I believe Admiral Nimitz would have been similarly proud of the recent presentation of the Silver Star to a 19-year-old female Army medic.

Specialist Monica Lin Brown, of Lake Jackson, Texas, is only the second woman since World War II to receive the Silver Star.

Brown was in a four-vehicle convoy near Jani Kheil in the eastern Afghanistan province of Paktia when, on April 25, 2007, they were ambushed. Attached to the 4th Squadron, 73rd Cavalry Regiment, 4th Brigade Combat Team, Brown ran through heavy fire to a burning vehicle and pulled seriously wounded men out. As ammo cooked off inside and a withering hail of bullets from the firefight rained down, Specialist Brown covered her patients with her own body while treating them.

The front lines in the war against terror are everywhere and nowhere. Bravery comes in many forms, be it the athletic form of an African-American Navy cook on a battleship in Pearl Harbor, or the diminutive form of a female Army medic in the mountains of Afghanistan.

I watched on the news this week as Monica Lin Brown rode in a parade through her home town.

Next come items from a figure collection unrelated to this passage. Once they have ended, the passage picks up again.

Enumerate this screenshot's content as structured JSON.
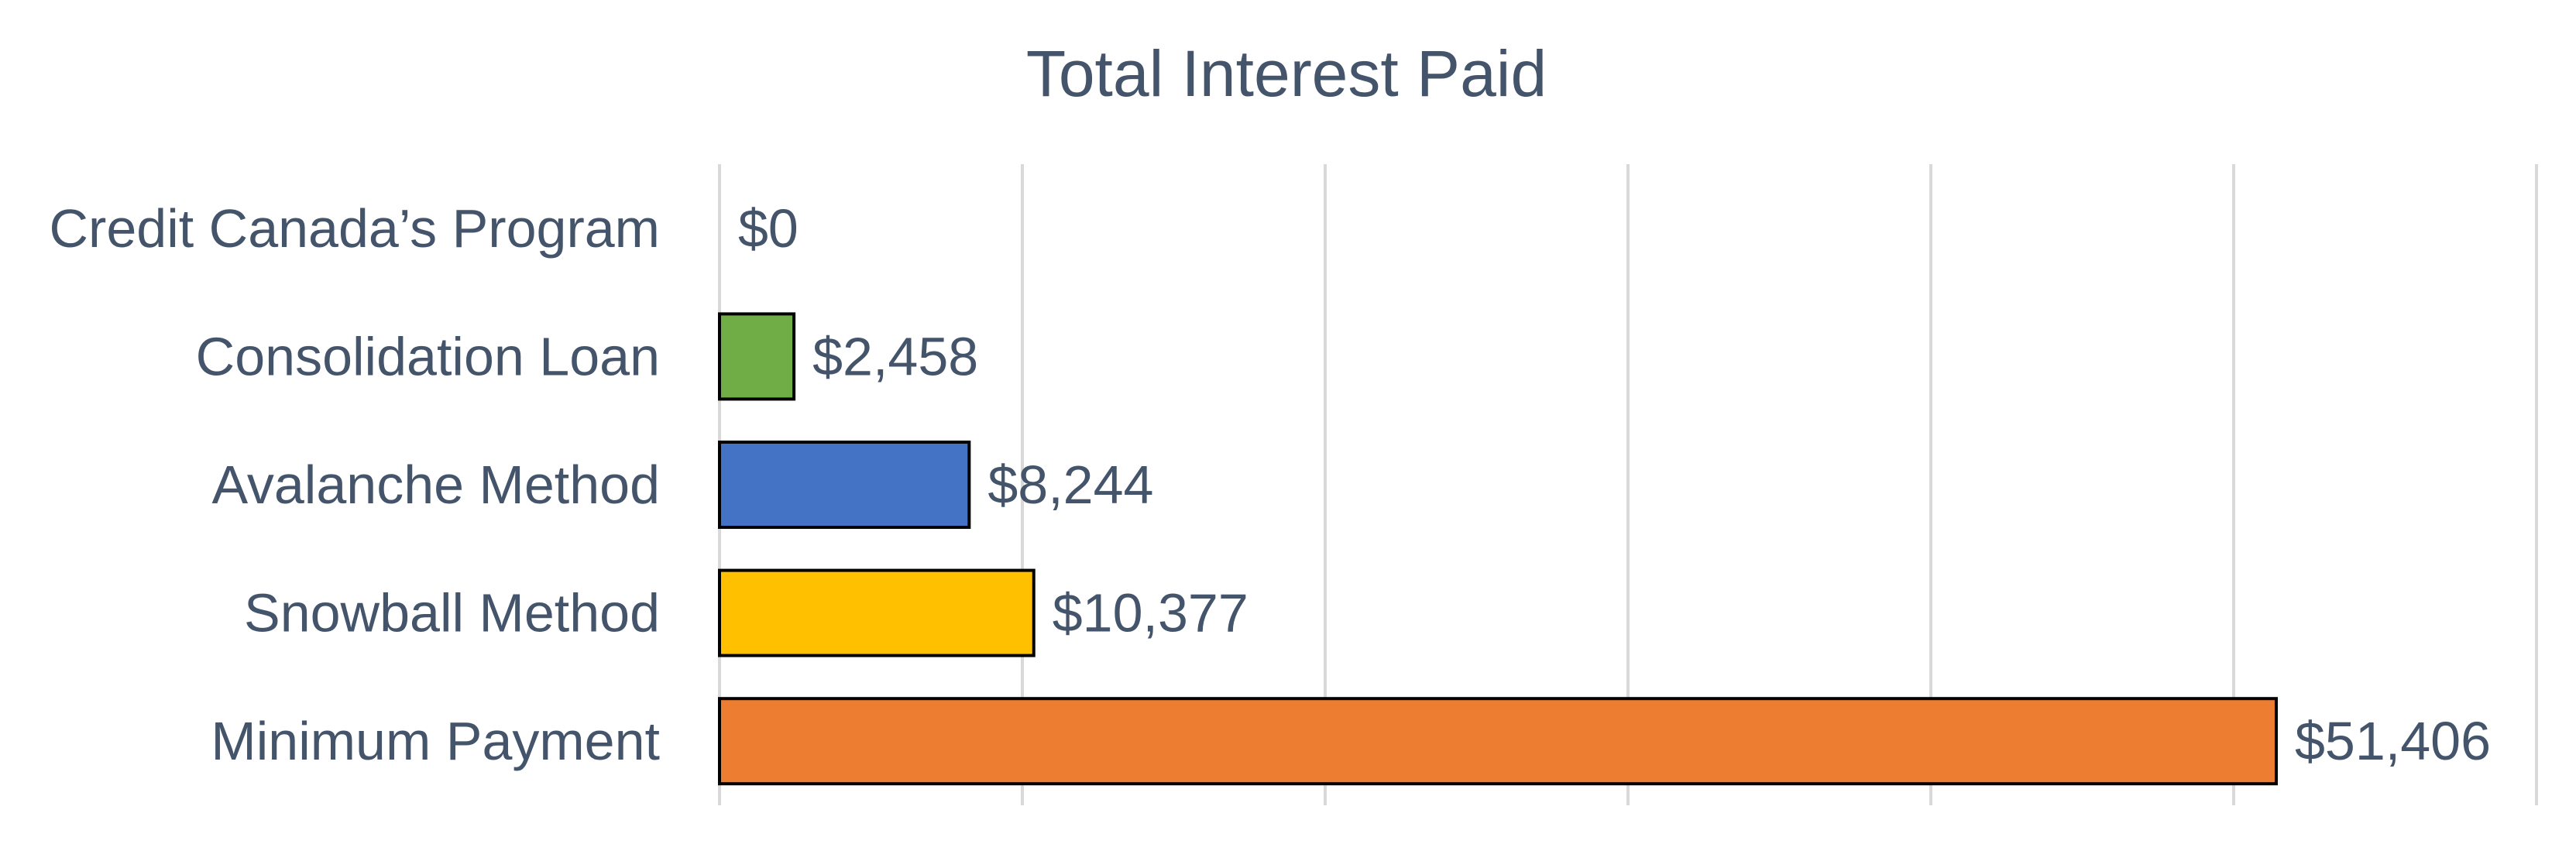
{
  "chart_data": {
    "type": "bar",
    "orientation": "horizontal",
    "title": "Total Interest Paid",
    "xlabel": "",
    "ylabel": "",
    "categories": [
      "Credit Canada’s Program",
      "Consolidation Loan",
      "Avalanche Method",
      "Snowball Method",
      "Minimum Payment"
    ],
    "values": [
      0,
      2458,
      8244,
      10377,
      51406
    ],
    "data_labels": [
      "$0",
      "$2,458",
      "$8,244",
      "$10,377",
      "$51,406"
    ],
    "colors": [
      "#5b9bd5",
      "#70ad47",
      "#4472c4",
      "#ffc000",
      "#ed7d31"
    ],
    "xlim": [
      0,
      60000
    ],
    "x_grid_step": 10000,
    "grid": true,
    "legend": "none"
  }
}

I heard two men old enough to be her daddy — her commanding officer that day, and a general — say that she unequivocally saved the lives of her comrades, and that her Silver Star was well deserved.

And suddenly I saw my Daddy, a Navy corpsman, pulling a friend from a bomb crater in the Phillipines 64 years ago, and I saw "Dorie" Miller carrying his shipmates at Pearl Harbor, and the television set became a blur. All I could do was stand amazed in the presence of those who loved their country more than self, and mercy more than life.

I think from now on, when I think on Pearl Harbor, that I’ll also remember a 19-year-old girl in Afghanistan, Monica Lin Brown, and a Silver Star.

Silver and Pearl - Let us never, ever, forget.

 

Nat Harwell is a resident of Newton County. His column appears in The Covington News on Sundays.